Le matin du 16 novembre, ils ont visité le lieu d’implantation prévu, à proximité des six tranches nucléaires déjà existantes, écouté les explications d’EDF, et défini les principales thématiques qui les intéressent : l’impact sur l’emploi et la formation des travailleurs ; la sûreté et la sécurité ; la santé des habitants ; les infrastructures supplémentaires nécessaires (logements, transports, équipements collectifs) ; la justice territoriale et fiscale (avec la crainte que Dunkerque ne concentre tous les avantages) ; et enfin, l’impact environnemental. Chacun étant libre ensuite de choisir la table ronde qui l’intéresse, on se déplace, dans le brouhaha, avec blouson et documentation dans les bras. Surprise : la thématique environnement est boudée, une seule participante est motivée. L’animateur de la journée, Pierre Arène, demande à l’un des groupes de plancher sur les raisons de ce manque d’intérêt. «Pas assez concret», dit quelqu’un. Surtout, ici, les inquiétudes environnementales ne sont pas liées au nucléaire, mais plutôt aux industries lourdes, comme la sidérurgie avec ArcelorMittal. «On a un air pas mal pollué sur le Dunkerquois : tu mets une chaise en plastique blanche dehors, le lendemain, il y a de la poussière noire dessus», témoignent-ils. Des souvenirs d’enfance remontent : jouer à proximité de la zone industrielle et revenir noir de la tête aux pied, «Si c’était sur nous, forcément, on en a avalé…» Le rapporteur de la table recadre : «Là, on s’écarte. Avec les EPR, on aura un peu plus de déchets, mais la filière existe. Et ils vont les construire sur un site déjà industrialisé. L’impact environnemental est faible.» Les participants ont tous en tête les emplois promis : «Cela va permettre le développement de l’économie locale. Nous avons déjà un savoir-faire, grâce à la centrale nucléaire, et une population relativement jeune qu’il faut former. Ce sont des emplois assez attirants en termes de rémunération et de prestige», note ainsi le groupe chargé de ce thème.

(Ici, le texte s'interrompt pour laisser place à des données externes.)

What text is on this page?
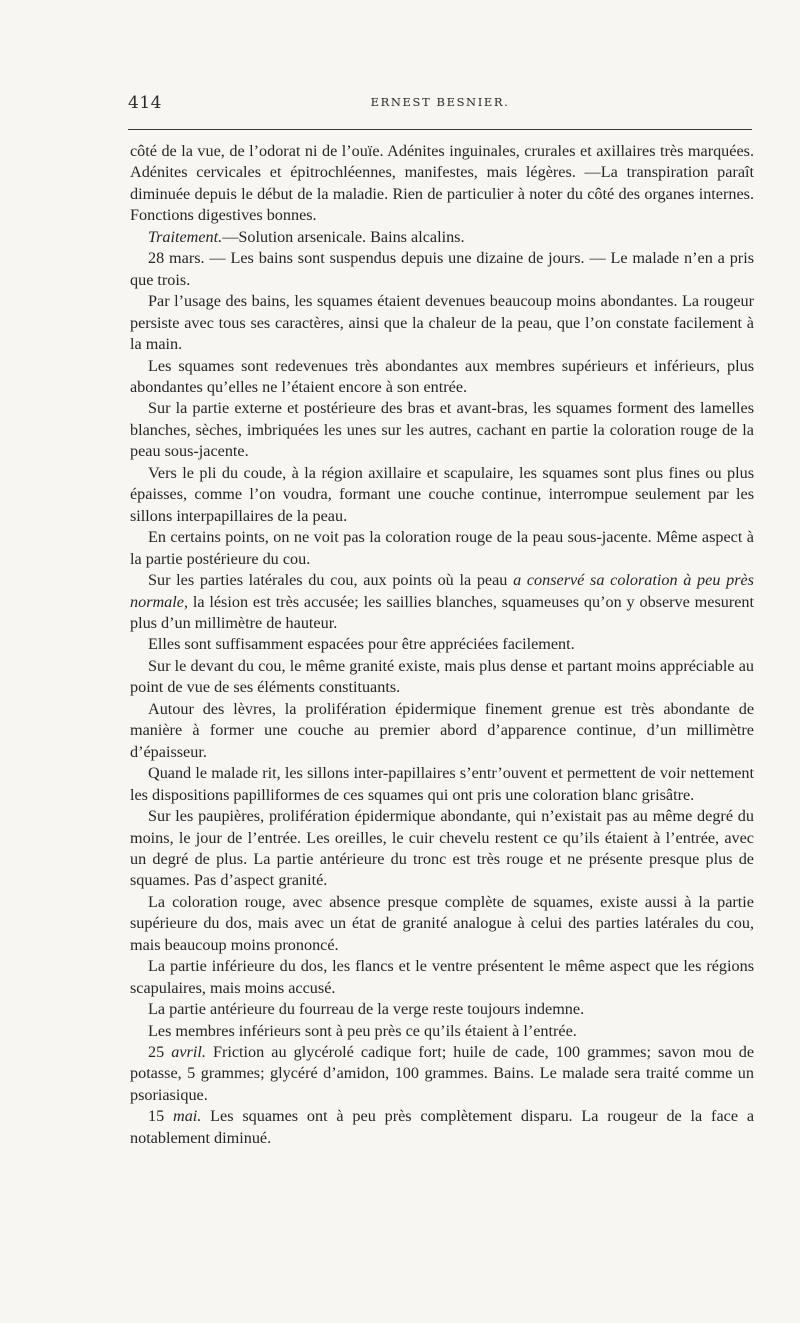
414	ERNEST BESNIER.

côté de la vue, de l’odorat ni de l’ouïe. Adénites inguinales, crurales et axillaires très marquées. Adénites cervicales et épitrochléennes, manifestes, mais légères. —La transpiration paraît diminuée depuis le début de la maladie. Rien de particulier à noter du côté des organes internes. Fonctions digestives bonnes.

Traitement.—Solution arsenicale. Bains alcalins.

28 mars. — Les bains sont suspendus depuis une dizaine de jours. — Le malade n’en a pris que trois.

Par l’usage des bains, les squames étaient devenues beaucoup moins abondantes. La rougeur persiste avec tous ses caractères, ainsi que la chaleur de la peau, que l’on constate facilement à la main.

Les squames sont redevenues très abondantes aux membres supérieurs et inférieurs, plus abondantes qu’elles ne l’étaient encore à son entrée.

Sur la partie externe et postérieure des bras et avant-bras, les squames forment des lamelles blanches, sèches, imbriquées les unes sur les autres, cachant en partie la coloration rouge de la peau sous-jacente.

Vers le pli du coude, à la région axillaire et scapulaire, les squames sont plus fines ou plus épaisses, comme l’on voudra, formant une couche continue, interrompue seulement par les sillons interpapillaires de la peau.

En certains points, on ne voit pas la coloration rouge de la peau sous-jacente. Même aspect à la partie postérieure du cou.

Sur les parties latérales du cou, aux points où la peau a conservé sa coloration à peu près normale, la lésion est très accusée; les saillies blanches, squameuses qu’on y observe mesurent plus d’un millimètre de hauteur.

Elles sont suffisamment espacées pour être appréciées facilement.

Sur le devant du cou, le même granité existe, mais plus dense et partant moins appréciable au point de vue de ses éléments constituants.

Autour des lèvres, la prolifération épidermique finement grenue est très abondante de manière à former une couche au premier abord d’apparence continue, d’un millimètre d’épaisseur.

Quand le malade rit, les sillons inter-papillaires s’entr’ouvent et permettent de voir nettement les dispositions papilliformes de ces squames qui ont pris une coloration blanc grisâtre.

Sur les paupières, prolifération épidermique abondante, qui n’existait pas au même degré du moins, le jour de l’entrée. Les oreilles, le cuir chevelu restent ce qu’ils étaient à l’entrée, avec un degré de plus. La partie antérieure du tronc est très rouge et ne présente presque plus de squames. Pas d’aspect granité.

La coloration rouge, avec absence presque complète de squames, existe aussi à la partie supérieure du dos, mais avec un état de granité analogue à celui des parties latérales du cou, mais beaucoup moins prononcé.

La partie inférieure du dos, les flancs et le ventre présentent le même aspect que les régions scapulaires, mais moins accusé.

La partie antérieure du fourreau de la verge reste toujours indemne.

Les membres inférieurs sont à peu près ce qu’ils étaient à l’entrée.

25 avril. Friction au glycérolé cadique fort; huile de cade, 100 grammes; savon mou de potasse, 5 grammes; glycéré d’amidon, 100 grammes. Bains. Le malade sera traité comme un psoriasique.

15 mai. Les squames ont à peu près complètement disparu. La rougeur de la face a notablement diminué.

Des préoccupations communes

D’une table à l’autre, des préoccupations communes rebondissent. Par exemple, la pastille d’iode qui est distribuée dans un rayon de vingt kilomètres autour des centrales nucléaires et qui sert à saturer la thyroïde et éviter des cancers en cas d’accident. «Moi, je ne connaissais pas ce truc-là», signale un participant. Un autre précise qu’il a reçu la documentation dans sa boîte aux lettres mais qu’il l’a jetée : «Qui l’a lue, franchement ? Qui est allé chercher le médicament ? On a tous des vies un peu trépidantes, on travaille, on va chercher les enfants à l’école. Il faudrait une formation obligatoire dans les entreprises», suggère-t-il. Et le manque d’informations est en effet un constat général.

Ils sont également nombreux à demander un tarif préférentiel de l’électricité pour les voisins de la centrale nucléaire. «Ce serait plus équitable. Même si les scénarios des risques sont fictifs, cela reste dans la tête», dit l’un des membres du panel. Une habitante de Gravelines le reconnaît : avoir une centrale nucléaire sur la commune a des avantages, la ville finançant grâce à cela de nombreuses activités, «L’équitation, c’est 30 euros à l’année», dit-elle. Mais une baisse des factures, comme pour les salariés d’EDF – un avantage qui ne choque pas –, ce serait encore mieux. La rapporteure du groupe «justice territoriale et fiscale» voit cette demande comme une compensation : «Il y a un impact moral pour tous les habitants autour de la centrale.» Mais ce sera difficile à mettre en place, ils en ont conscience. Un participant suggère plutôt un impôt foncier réduit à proximité des EPR. Ce qui provoque une vive réaction : «Ce n’est pas le petit au Smic qui peut s’acheter une maison, c’est encore les propriétaires qui vont gagner sur leur taxe foncière !» L’animateur du débat, Pierre Arène, reste imperturbable : «On le note comme un point de désaccord à explorer.»